Devo: “That’s Good” (1983)

“Music is good, not evil. Poetry is good, not evil. Primitive, but oh, so true.” – Dmitri Shostakovich

Kronomyth 5.2: IN THE TIME OF ORAL GRAVE GRAVE LEGALITIES OF HATE. A pervading sense of powerlessness informs Oh, No! It’s Devo. You hear that on songs like “Speed Racer,” where dangerous stereotypes are already impressed upon children, or “What I Must Do,” where autonomy is replaced by automatons. Even the music felt powerlessness, as machines drained the blood and emotion from their muse. “That’s Good,” the second single from Devo’s fifth album, tackles the problem of how each society defines and reinforces its own concept of good. At least that’s always been my takeaway. Echoing “Freedom of Choice,” the audience seems to have no power (or preference) over whether it accepts or rejects this definition; learning to do with and without good things are both proposed with equal force. It’s a deep theme (Devo songs often are), deceptively performed with mechnical ennui, but these are life-and-death matters. The song was edited slightly for the 7-inch single and expanded for the 12-inch single. The 12-inch “extended” version is simply more of the same; no radical remixing takes place. A 12-inch picture disc single (available in two different picture versions) features an extended version of “Speed Racer” (another lap around the track, I would imagine).

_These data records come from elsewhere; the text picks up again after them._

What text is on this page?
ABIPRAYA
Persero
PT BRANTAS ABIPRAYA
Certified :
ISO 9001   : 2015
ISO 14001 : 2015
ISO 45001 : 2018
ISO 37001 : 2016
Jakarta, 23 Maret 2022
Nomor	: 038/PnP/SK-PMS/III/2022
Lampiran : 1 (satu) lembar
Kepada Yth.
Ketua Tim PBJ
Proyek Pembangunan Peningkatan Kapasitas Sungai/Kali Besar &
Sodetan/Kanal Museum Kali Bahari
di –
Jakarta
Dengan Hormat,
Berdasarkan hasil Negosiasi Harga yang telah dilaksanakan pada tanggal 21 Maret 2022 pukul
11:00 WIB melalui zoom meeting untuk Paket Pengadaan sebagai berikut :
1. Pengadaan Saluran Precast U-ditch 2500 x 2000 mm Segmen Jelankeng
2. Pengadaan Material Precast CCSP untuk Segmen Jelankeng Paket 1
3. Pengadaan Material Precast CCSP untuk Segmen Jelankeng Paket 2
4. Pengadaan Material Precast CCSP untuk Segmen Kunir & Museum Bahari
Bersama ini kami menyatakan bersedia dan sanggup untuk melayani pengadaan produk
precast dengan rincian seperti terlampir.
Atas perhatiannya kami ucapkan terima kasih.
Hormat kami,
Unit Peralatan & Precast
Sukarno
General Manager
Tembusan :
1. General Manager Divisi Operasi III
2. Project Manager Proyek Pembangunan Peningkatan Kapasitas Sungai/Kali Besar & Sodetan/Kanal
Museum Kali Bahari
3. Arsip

Original 7-inch single version
A1. That’s Good (edit) (Mark Mothersbaugh/Gerald Casale) (2:59)
B1. What I Must Do (Mark Mothersbaugh/Gerald Casale) (2:34)

12-inch single version
A1. That’s Good (Mark Mothersbaugh/Gerald Casale) (5:06)
B1. Speed Racer (extended version) (Mark Mothersbaugh) (3:42)
B2. Big Mess (Mark Mothersbaugh/Gerald Casale) (2:42)

12-inch single picture disc version
A1. That’s Good (Mark Mothersbaugh/Gerald Casale) (3:23)
B1. Speed Racer (long edit) (Mark Mothersbaugh) (3:42)

The Plastic
Released on 7-inch single in January 1983 in the US (Warner Bros, 7-29811). Also released as promotional 7-inch single (with same track on both sides) in January 1983 in the US (Warner Bros., 7-29811), as three-track promotional 12-inch single in 1982 in the US (Warner Bros, PRO-A-1099) and as two-track promotional 12-inch picture disc in 1983 in the US (Warner Bros., PRO-A-2006) with picture variations.